Decomposing random regular graphs into stars

We study $k$-star decompositions, that is, partitions of the edge set into disjoint stars with $k$ edges, in the uniformly random $d$-regular graph model $\mathcal{G}_{n,d}$. We prove an existence result for such decompositions for all $d,k$ such that $d/2 < k \leq d/2 + \max\{1,\frac{1}{6}\log d\}$. More generally, we give a sufficient existence condition that can be checked numerically for any given values of $d$ and $k$. Complementary negative results are obtained using the independence ratio of random regular graphs. Our results establish an existence threshold for $k$-star decompositions in $\mathcal{G}_{n,d}$ for all $d\leq 100$ and $k > d/2$, and strongly suggest the a.a.s. existence of such decompositions is equivalent to the a.a.s. existence of independent sets of size $(2k-d)n/(2k)$, subject to the necessary divisibility conditions on the number of vertices.
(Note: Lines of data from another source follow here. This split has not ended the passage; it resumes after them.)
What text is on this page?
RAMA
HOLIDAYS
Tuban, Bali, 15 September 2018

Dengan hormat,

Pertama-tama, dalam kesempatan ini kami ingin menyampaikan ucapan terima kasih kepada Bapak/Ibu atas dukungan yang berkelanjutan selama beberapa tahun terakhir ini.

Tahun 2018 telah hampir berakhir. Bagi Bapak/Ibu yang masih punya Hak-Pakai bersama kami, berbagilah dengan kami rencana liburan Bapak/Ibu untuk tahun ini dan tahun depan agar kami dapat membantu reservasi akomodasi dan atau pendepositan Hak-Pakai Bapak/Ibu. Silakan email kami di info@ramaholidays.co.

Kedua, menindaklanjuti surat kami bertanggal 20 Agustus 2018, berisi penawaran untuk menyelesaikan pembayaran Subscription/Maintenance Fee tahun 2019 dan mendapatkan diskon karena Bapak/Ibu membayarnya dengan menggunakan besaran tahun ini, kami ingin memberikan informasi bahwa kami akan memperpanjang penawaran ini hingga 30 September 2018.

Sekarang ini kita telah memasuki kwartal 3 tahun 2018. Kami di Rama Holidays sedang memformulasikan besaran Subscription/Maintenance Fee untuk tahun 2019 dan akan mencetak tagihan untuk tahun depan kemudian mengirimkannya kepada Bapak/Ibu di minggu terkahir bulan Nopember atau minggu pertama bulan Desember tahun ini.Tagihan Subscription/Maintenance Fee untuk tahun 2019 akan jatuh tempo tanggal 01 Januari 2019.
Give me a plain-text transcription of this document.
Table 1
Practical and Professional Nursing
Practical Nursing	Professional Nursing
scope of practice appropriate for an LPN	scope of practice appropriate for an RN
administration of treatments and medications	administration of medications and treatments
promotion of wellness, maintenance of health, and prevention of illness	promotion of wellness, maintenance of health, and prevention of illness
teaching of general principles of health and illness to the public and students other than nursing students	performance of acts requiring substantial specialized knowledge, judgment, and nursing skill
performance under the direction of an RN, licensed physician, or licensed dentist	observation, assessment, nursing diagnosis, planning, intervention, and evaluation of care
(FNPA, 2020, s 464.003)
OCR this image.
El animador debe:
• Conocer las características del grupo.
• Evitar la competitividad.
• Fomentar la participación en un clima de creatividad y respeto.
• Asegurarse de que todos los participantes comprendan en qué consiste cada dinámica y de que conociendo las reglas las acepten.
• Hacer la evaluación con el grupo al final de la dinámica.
For smaller values of $k$, the connection between $k$-star decompositions and $\beta$-orientations allows us to apply results of Thomassen (2012) and Lov\'asz, Thomassen, Wu and Zhang (2013). We prove that random $d$-regular graphs satisfy their assumptions with high probability, thus establishing a.a.s. existence of $k$-star decompositions (i) when $2k^2+k\leq d$, and (ii) when $k$ is odd and $k < d/2$.